Palisade's ulcerative colitis drug prevents symptoms in mice, is nontoxic in dogs

Palisade Bio’s PDE4 inhibitor to treat the inflammatory bowel disease ulcerative colitis appears to be effective in mice, according to new data.

Twice-daily doses of Palisade's oral prodrug PALI-2108 for eight days protected mouse models of colitis from developing symptoms like shortened colons, weight loss and blood in the stool in a dose-dependent manner, the biotech explained in a May 21 press release.

The drug engaged its target as well as another PDE4 inhibitor, apremilast—commercialized by Amgen as Otezla—a psoriasis drug that has also been previously tested as an ulcerative colitis treatment.

Palisade presented the mouse studies as a poster (PDF) during the annual Digestive Disease Week conference in Washington, D.C., along with data showing that PALI-2108 was nontoxic in dogs and has a larger therapeutic window than the compound it metabolizes to, PALI-0008.
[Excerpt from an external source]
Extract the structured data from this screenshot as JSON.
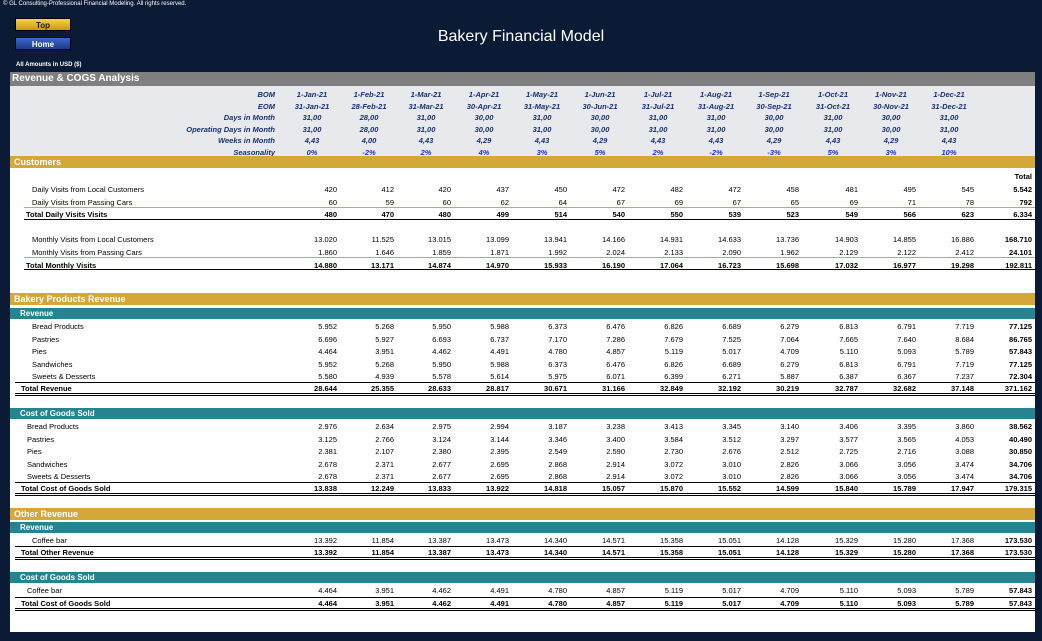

The researchers didn't see any vomiting in the animals following a single 43-mg/kg dose of PALI-2108, in contrast with just 1-mg/kg and 3-mg/kg doses of PALI-0008, according to dataon the poster.

“The findings from this preclinical study add to our growing body of encouraging data for PALI-2108 and further bolster our confidence in its potential in the treatment of [ulcerative colitis],” Mitch Jones, M.D., Ph.D., chief medical officer at Palisade, said in the press release. 

PALI-2108 is Palisade’s lead product candidate for ulcerative colitis, an estimated $7 billion-plus market that hosts many therapies but few that are effective or don’t come with side effects. It works by tamping down the activity of the enzyme family PDE4, which controls production of cytokines and is implicated in various inflammatory diseases. PALI-2108 is specific to the colon, unlike the PDE4 inhibitors approved for other conditions, and is converted into its active form by microbiota in the gut. This may make it less likely than other therapies to cause side effects.

Palisade expects to submit an IND application with the FDA by the fourth quarter of the year and launch a first-in-human trial in the first half of 2025, according to an April presentation (PDF) to investors.